How to edit an existing video with HappyHorse (AI video editing)

Last updated: 2026-07-058 min readDifficulty: Beginner-friendly

Every guide so far has been about generating a video from scratch. HappyHorse video editing does something different: you start with a video you already have, add one reference image, and describe the change you want — a style transfer, or swapping one specific thing for another — and it edits the existing footage instead of creating new motion from nothing.

This guide covers what kinds of edits it's good for, how to structure the reference image and instruction so the model changes only what you want, and the input limits and settings that decide whether an edit lands cleanly or falls apart.

What video editing is for (and what it isn't)

Image-to-video and reference-to-video generate new motion. HappyHorse video editing keeps the motion you already filmed or generated, and changes something about it — the look of a character, an outfit, an object — while leaving the rest of the clip intact. Think of it as the video equivalent of an inpainting or style-transfer tool: you supply the original performance, and it modifies what's visible without re-animating the whole thing.
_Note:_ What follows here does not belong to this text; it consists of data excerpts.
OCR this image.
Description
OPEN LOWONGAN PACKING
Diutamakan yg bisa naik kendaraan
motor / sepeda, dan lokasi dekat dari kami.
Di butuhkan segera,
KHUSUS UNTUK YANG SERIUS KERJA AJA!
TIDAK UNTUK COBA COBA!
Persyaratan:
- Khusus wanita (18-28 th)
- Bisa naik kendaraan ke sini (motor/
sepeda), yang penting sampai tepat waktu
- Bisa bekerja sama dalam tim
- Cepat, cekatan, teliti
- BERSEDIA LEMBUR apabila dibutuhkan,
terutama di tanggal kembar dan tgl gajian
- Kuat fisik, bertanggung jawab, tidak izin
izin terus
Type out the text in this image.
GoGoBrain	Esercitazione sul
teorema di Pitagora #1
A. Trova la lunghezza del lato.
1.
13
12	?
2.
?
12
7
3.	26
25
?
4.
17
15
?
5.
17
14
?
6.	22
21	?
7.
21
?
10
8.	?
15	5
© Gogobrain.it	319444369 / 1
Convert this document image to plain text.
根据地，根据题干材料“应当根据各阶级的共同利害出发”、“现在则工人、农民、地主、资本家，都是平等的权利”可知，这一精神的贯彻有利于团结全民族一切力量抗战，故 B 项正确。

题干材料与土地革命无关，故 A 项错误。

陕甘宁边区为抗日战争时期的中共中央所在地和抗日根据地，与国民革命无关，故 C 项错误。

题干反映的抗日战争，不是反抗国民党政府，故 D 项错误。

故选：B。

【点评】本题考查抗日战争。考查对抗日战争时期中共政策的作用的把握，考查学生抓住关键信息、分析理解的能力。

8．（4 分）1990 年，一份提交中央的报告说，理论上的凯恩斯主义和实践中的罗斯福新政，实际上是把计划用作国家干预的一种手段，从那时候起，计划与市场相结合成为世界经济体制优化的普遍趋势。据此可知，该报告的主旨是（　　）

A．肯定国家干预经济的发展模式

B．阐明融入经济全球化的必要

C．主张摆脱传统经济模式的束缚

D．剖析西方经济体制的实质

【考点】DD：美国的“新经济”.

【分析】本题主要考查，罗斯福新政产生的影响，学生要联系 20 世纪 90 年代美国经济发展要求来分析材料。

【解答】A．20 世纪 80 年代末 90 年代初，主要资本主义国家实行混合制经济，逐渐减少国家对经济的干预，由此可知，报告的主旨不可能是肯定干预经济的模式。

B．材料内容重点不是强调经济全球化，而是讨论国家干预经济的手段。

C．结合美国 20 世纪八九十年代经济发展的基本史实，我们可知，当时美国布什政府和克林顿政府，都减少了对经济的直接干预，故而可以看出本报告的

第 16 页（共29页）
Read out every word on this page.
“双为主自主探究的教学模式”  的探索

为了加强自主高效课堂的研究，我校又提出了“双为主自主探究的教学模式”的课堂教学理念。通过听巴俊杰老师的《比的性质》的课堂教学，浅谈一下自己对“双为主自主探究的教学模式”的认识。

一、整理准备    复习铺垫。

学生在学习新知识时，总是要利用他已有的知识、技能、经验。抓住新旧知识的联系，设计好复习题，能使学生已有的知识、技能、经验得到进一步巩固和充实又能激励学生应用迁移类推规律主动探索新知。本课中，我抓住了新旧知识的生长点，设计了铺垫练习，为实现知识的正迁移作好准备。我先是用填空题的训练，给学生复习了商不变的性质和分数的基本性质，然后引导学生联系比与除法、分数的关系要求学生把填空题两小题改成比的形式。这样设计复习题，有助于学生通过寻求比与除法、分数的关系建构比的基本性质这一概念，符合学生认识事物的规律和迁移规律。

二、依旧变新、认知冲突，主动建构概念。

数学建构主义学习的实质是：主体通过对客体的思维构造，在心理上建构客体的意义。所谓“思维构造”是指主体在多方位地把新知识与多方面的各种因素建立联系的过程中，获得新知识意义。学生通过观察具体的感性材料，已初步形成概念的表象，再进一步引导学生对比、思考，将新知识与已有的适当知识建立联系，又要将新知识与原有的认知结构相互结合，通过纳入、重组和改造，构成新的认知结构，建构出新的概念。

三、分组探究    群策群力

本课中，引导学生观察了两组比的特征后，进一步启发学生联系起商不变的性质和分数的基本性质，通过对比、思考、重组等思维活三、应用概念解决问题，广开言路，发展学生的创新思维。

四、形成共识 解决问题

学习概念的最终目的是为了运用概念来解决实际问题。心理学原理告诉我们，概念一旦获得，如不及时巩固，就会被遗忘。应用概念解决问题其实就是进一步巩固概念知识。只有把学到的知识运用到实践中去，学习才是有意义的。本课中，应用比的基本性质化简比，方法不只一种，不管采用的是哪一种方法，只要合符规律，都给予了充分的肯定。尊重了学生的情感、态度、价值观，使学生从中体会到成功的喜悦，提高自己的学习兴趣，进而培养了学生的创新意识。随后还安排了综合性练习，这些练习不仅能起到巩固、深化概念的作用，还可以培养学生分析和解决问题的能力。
It's the right tool when you have a clip that already moves the way you want and only one element is wrong — the character needs a different sweater, the subject needs a different art style — rather than for building a scene from stills. If you don't have a source video yet, start with image-to-video or reference-to-video and bring the result here afterward.

Step-by-step

The workflow is a two-step async job: submit the edit, then poll until it's done. The only real decision is how you frame the instruction and the reference image.

1
Check your source video meets the input spec
It must be MP4 or MOV (H.264 recommended), 3–60 seconds long, with the longer side under 4,096px and the shorter side at least 360px, an aspect ratio between 1:2.5 and 2.5:1, under 100MB, and more than 8fps. A clip outside any of these limits is rejected before editing even starts.
2
Pick one reference image for the change
Choose a sharp image that clearly shows the thing you want introduced — a garment, a texture, a style, an object. It needs both width and height at least 300px, an aspect ratio between 1:2.5 and 2.5:1, and under 20MB. You can supply it as a public URL or a Base64 data URI.
3
Write one instruction naming both the target and the source
State what in the video should change and point to the reference image for the replacement — for example, "make the character in the video wear the striped sweater from the image." Name the specific element being edited, not the whole scene, so the model knows what to leave untouched.
4
Set resolution and audio handling
Choose 1080P (default) or 720P for the output, and decide what happens to sound: auto lets the model decide, origin keeps the input video's original audio untouched. Pick origin whenever the source audio matters and shouldn't change.
5
Submit the task and poll for the result
The API is asynchronous — you get a task_id back immediately, then poll the task endpoint (every ~15 seconds is reasonable) until the status moves from PENDING to RUNNING to SUCCEEDED or FAILED. Don't resubmit while waiting; the task_id is valid for 24 hours.
6
Review the edit against the original, not in isolation
Play the result side by side with the source clip. Check that the intended element changed convincingly and that everything else — motion, framing, other objects — stayed the same. An edit that changes too much or too little usually traces back to how the instruction was worded.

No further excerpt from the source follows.